Drink Magazine

NHL Lockout Effecting Beer Sales in Canada

By Marc Wisdom @JaxBeerGuy

200 px

200 px (Photo credit: Wikipedia)

Our neighbors north of the border seem to be having a bit of an issue brewing – the NHL lockout is making a big dent in the beer sales. Canadians are well known for their love of both hockey and beer, but the lack of one is leading to a glut of the other. Molson Coors, based in both Montreal and Denver, says that with hockey off the air in Canada, their strongest cold-weather selling point for beer is leaving them in the cold.

Molson Coors CEO Peter Swinburn said in an interview with the Canadian Press Wednesday, Nov. 7, “Whether it’s people not actually physically going to the venues and consuming there, consuming in venues around the outlet before that, or indeed having NHL sort of parties at home, all of those occasions have disappeared off the map and you just can’t replicate them.”

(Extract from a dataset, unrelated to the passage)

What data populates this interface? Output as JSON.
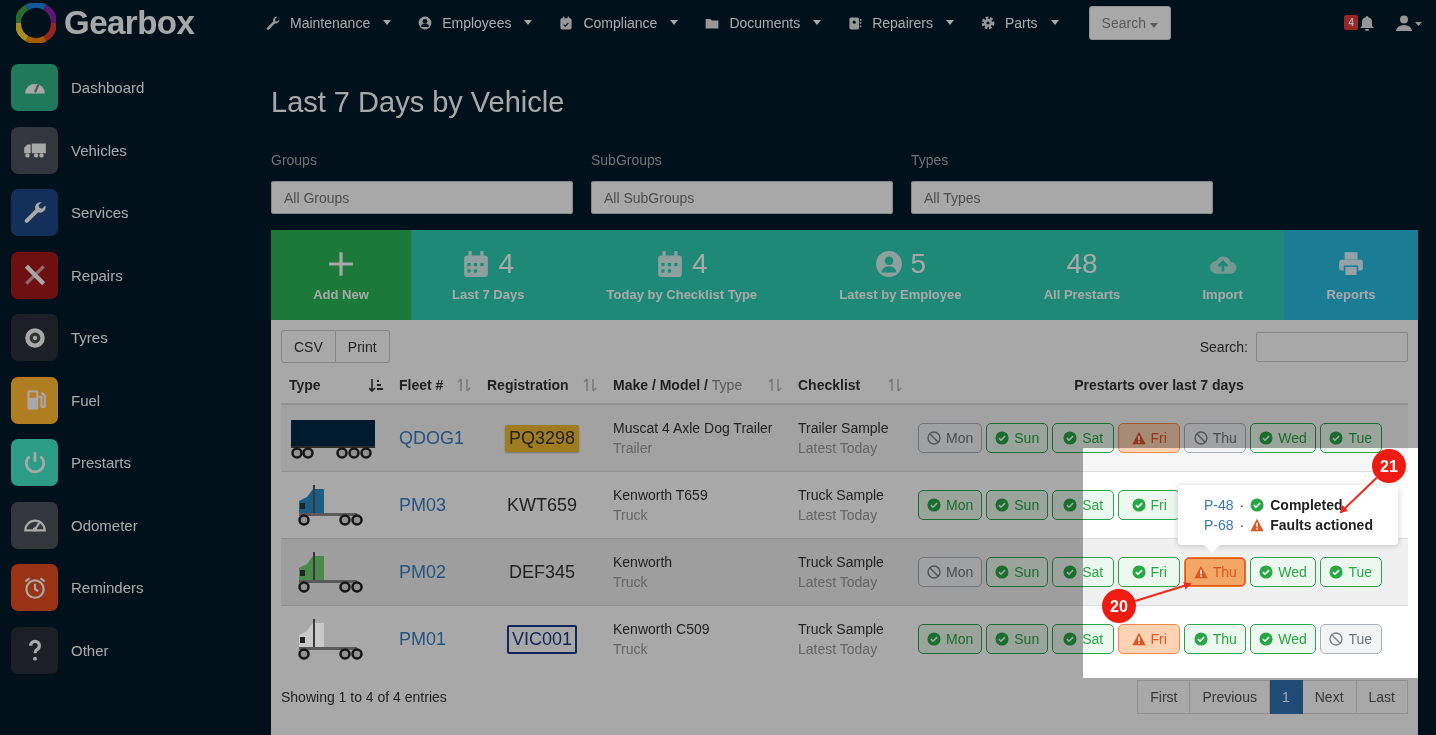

Hockey in Canada is as big as, or bigger than football is in the United States. “It’s a national sport; the whole of Canada is glued to it one way or another, so there’s no real regional difference at the moment that we can detect,” Swinburn said.

As the NHL’s labor dispute – already nearly two months long – wears on, the sales at Canada’s biggest beer producer continue to decline. The lockout is an ongoing labor dispute that began September 15 following the expiration of the NHL’s collective bargaining agreement less than a month prior to the scheduled beginning of the 2012–13 NHL season. The owners of the league’s franchises declared a lockout of the members of the National Hockey League Players’ Association after a new agreement could not be reached before their deadline.

Swinburn went on to say that Molsen Coors will seek compensation from the NHL due to the losses they are suffering. “There will be some redress for us as a result of this. I can’t quantify that and I don’t know because I don’t know the scale of how long the lockout is going to last.”